As first dates go, this one seemed to hold some promise.
Seth Moulton, the upstart Democrat congressional candidate who defeated incumbent John Tierney in the Democratic primary, traveled to Gloucester on Wednesday night to meet with about 15 fishermen and fishing advocates at the offices of the Northeast Seafood Coalition.
In a wry turn of events so deep into a campaign, Moulton didn't seem to arrive with the overt motive of courting votes. Instead, the first-time candidate seemed to be courting information, seeking the perspective of the fishermen and advocates on the complex science and policy issues involved in the management of the Northeast multi-species groundfish fishery.
Moulton didn't show up with a five-point plan to save the fishery or a bag full of promises. The only promises he made were to listen to what the fishermen have to say and -- if elected over Republican opponent Richard Tisei -- be a hands-on advocate with a congressional staff that would include one position dedicated to fishing issues.
"I don't walk in a room proclaiming I'm an expert," Moulton told those assembled around the long table in the coalition's conference room. "My background, education-wise from my undergraduate years, is in science. I'll take the time to understand the science so I can be your best advocate. But my purpose here tonight is really to listen."
Later, after the meeting ended, Moulton was asked what he heard.
"I heard an awful lot of concern, a lot of passion in the room and a lot of very legitimate concern about what's gone on in the fishery," Moulton said.
He said he was impressed with the fishermen's "thoughtful analysis" and depth of understanding of the complex issues that define fishery management.
"This isn't (just) a group of people who are upset at what happened," Moulton said. "This is a group of people who really want to be part of a solution and making sure we have a sustainable fishery here."
The meeting, he said, further ingrained in him a belief in the need for extensive regulatory reform and expanded dialogue between regulators and fishermen.
"It surprises me that the regulators don't spend more time learning from the fishermen," he said. "But I'm going to learn from the fishermen."
The meeting. initiated by the Moulton campaign, held the potential for some awkwardness.
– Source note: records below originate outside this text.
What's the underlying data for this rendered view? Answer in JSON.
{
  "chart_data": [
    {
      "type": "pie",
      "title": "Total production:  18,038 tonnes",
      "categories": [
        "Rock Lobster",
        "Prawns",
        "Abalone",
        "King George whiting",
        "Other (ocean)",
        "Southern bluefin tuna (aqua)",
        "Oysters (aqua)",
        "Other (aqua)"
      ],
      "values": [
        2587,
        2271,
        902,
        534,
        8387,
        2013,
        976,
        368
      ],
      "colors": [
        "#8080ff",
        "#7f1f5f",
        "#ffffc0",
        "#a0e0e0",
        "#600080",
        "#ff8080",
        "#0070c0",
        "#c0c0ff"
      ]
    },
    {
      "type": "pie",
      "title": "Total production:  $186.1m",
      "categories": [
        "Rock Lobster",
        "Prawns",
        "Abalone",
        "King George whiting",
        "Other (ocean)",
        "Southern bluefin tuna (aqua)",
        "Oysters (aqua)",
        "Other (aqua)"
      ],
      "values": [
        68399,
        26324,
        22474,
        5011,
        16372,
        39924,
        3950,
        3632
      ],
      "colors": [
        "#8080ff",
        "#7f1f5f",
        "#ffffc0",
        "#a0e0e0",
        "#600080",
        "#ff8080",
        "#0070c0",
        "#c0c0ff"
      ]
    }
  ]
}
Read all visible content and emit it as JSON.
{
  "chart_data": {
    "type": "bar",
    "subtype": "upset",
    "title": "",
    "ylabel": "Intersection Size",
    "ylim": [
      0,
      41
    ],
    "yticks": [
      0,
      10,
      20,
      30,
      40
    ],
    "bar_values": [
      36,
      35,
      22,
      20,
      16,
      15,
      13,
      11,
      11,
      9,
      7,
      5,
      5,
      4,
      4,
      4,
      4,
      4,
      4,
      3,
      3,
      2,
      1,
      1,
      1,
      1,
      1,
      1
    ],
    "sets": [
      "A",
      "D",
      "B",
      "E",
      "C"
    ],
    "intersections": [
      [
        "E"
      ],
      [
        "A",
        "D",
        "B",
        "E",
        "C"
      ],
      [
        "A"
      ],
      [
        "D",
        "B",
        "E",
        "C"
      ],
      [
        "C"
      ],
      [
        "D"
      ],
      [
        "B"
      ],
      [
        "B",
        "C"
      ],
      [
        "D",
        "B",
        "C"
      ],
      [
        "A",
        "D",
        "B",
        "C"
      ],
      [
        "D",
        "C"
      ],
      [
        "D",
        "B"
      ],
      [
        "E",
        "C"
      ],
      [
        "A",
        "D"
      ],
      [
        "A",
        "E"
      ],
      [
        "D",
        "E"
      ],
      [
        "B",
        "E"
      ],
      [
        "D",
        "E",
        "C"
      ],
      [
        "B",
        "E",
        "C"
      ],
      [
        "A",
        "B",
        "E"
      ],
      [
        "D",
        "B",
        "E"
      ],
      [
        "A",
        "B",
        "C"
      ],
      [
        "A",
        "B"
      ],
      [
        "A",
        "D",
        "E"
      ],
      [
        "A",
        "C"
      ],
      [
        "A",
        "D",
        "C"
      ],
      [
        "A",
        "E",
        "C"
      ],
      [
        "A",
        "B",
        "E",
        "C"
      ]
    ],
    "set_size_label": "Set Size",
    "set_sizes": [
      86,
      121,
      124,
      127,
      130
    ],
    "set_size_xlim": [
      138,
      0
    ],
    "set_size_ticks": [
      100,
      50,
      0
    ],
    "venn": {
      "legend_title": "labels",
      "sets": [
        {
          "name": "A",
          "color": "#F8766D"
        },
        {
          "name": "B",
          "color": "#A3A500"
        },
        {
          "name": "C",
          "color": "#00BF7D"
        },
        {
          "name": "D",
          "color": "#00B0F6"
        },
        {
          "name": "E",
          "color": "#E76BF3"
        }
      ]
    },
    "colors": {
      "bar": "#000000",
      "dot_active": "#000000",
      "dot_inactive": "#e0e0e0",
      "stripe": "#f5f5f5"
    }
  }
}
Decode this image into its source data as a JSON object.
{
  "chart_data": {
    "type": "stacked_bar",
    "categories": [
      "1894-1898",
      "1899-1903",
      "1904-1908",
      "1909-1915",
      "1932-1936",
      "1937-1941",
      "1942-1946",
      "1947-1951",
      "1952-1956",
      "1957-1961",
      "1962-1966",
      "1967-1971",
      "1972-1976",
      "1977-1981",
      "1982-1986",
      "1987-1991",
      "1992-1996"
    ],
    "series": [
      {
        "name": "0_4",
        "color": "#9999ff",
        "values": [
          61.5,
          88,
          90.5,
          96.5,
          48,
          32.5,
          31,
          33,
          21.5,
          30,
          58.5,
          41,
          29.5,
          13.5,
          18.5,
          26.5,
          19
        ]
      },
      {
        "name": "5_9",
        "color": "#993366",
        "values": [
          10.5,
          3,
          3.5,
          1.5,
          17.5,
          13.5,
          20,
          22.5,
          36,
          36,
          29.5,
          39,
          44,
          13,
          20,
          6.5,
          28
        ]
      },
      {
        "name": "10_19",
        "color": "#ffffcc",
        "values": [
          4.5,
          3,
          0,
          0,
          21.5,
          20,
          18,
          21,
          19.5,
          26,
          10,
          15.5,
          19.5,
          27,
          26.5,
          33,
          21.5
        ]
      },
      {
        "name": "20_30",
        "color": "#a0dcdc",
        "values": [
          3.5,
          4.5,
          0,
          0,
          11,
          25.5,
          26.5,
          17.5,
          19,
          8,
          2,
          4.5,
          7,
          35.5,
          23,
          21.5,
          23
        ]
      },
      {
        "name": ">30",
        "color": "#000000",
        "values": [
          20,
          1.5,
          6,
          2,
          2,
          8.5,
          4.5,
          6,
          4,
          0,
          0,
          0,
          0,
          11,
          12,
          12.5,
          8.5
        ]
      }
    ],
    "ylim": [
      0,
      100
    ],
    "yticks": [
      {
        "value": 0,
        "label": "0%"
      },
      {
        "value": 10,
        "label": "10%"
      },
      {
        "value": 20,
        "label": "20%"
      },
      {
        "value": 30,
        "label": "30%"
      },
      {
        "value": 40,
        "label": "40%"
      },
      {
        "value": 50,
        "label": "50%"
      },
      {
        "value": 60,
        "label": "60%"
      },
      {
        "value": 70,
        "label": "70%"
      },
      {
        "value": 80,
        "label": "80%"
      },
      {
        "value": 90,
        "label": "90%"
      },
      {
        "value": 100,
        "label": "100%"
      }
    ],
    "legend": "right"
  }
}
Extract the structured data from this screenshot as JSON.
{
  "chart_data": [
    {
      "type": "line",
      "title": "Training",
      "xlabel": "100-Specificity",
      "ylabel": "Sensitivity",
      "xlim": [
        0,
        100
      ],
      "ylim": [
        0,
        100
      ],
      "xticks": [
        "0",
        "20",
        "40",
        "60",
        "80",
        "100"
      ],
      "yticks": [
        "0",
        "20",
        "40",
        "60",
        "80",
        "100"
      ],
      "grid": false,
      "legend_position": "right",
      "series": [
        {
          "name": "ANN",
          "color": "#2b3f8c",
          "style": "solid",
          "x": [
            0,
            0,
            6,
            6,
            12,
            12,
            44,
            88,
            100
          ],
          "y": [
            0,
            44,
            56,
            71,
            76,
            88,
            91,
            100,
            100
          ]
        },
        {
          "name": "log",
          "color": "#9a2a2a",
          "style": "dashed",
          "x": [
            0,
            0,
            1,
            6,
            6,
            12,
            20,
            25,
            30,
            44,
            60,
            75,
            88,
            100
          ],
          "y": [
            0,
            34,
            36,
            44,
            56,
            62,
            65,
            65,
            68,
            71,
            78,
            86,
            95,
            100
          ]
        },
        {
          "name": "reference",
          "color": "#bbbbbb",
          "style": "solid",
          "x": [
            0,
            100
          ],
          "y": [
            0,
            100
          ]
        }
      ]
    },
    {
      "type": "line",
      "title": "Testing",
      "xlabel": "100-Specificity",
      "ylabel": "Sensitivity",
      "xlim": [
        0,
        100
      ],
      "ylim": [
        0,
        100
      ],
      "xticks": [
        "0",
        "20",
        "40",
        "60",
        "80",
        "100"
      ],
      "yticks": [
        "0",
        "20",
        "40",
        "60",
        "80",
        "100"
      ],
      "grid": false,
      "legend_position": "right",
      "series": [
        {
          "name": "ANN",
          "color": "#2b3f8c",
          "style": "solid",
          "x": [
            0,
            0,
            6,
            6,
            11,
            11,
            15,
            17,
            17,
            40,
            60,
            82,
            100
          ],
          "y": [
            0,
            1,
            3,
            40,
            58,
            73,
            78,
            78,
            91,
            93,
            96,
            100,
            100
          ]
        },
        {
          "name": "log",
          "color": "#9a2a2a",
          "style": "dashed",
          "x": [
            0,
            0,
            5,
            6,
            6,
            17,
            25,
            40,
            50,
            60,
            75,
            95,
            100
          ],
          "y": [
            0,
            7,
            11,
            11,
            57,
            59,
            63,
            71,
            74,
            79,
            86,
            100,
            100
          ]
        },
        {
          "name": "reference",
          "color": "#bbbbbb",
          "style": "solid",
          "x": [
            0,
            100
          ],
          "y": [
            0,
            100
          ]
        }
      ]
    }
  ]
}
Moulton rankled some local fishermen and advocates during the primary when he used the word "handout" when discussing the federal disaster relief to groundfishermen and raised some eyebrows when he said he would have voted for the aid package only because it was "the only thing on the table."
Then there was the dispatching of Tierney in the primary, which removed one of the groundfishermen's most ardent supporters.
Tierney has carried a lot of water for the fishermen in his 18 years on Capitol Hill, on issues ranging from the reauthorization of the Magnuson-Stevens Act to the ongoing distribution of the approximately $14.5 million Massachusetts received from the $75 million Congress appropriated in January. Tierney played a pivotal role in securing those funds.
The fishermen's respect for Tierney was evident in each reference to his work. But there also seemed to be respect for Moulton's willingness to try to understand the complexities of fishery management and the direct impact the federally declared fishing disaster has had on the Gloucester fleet and community.
There were nods of approval when he mentioned that --again, if elected -- he would make time to go out on the boats to see exactly what the fishermen are encountering on the water.
"When you're a platoon commander in the Marines, you don't go and check on your lines at noon," Moulton said, referring to his four tours as a Marine officer in Iraq. "You check at 2 o'clock or 3 o'clock in the morning."
There also seemed to be an appreciation for his quiet manner and intent method of listening that he strayed from only to ask pointed questions or answer a direct question from one of the assembled.
"I liked what I saw tonight," longtime fisherman Joe Orlando said after the roughly 90-minute meeting ended. "I think he did good."
Moulton certainly got an earful about NOAA and the federal system set up for managing the nation's fisheries.
"It's a very broken system," said coalition executive director Jackie Odell. "It's worse than it was before."
During a discussion on the federal regulation wielded by NOAA, Moulton asked what the ratio of Gloucester-based NOAA employees is to the number of groundfishermen still active in the fleet and was told it's about 7-to-1.
He asked for insight into how stock assessments currently are done and how the science might be improved.
Upon hearing first-person accounts of how the fishermen have been victimized by NOAA scientific policies and harsh regulation, Moulton, who holds a bachelors in physics among his three Harvard degrees, interjected: "That not just unfair, but totally unscientific."
The conversation was wide-ranging, detailing fishing life under policies that have resulted in increasing area closures and slashed quotas, and hovering right on the horizon, the specter of emergency measures for Gulf of Maine cod that will eat even further into the fishermen's ability to ply their trade.
"These areas have been closed for the purpose of making fishermen less efficient," Vito Giacalone, the coalition's policy director, told Moulton.
Longtime Gloucester groundfisherman Al Cottone pointedly told Moulton "you are meeting with us at our darkest hour" because of a system he described as intentionally designed to shrink the groundfish fleet.
"What we need now is a champion," Cottone said. "We're in a desperate situation."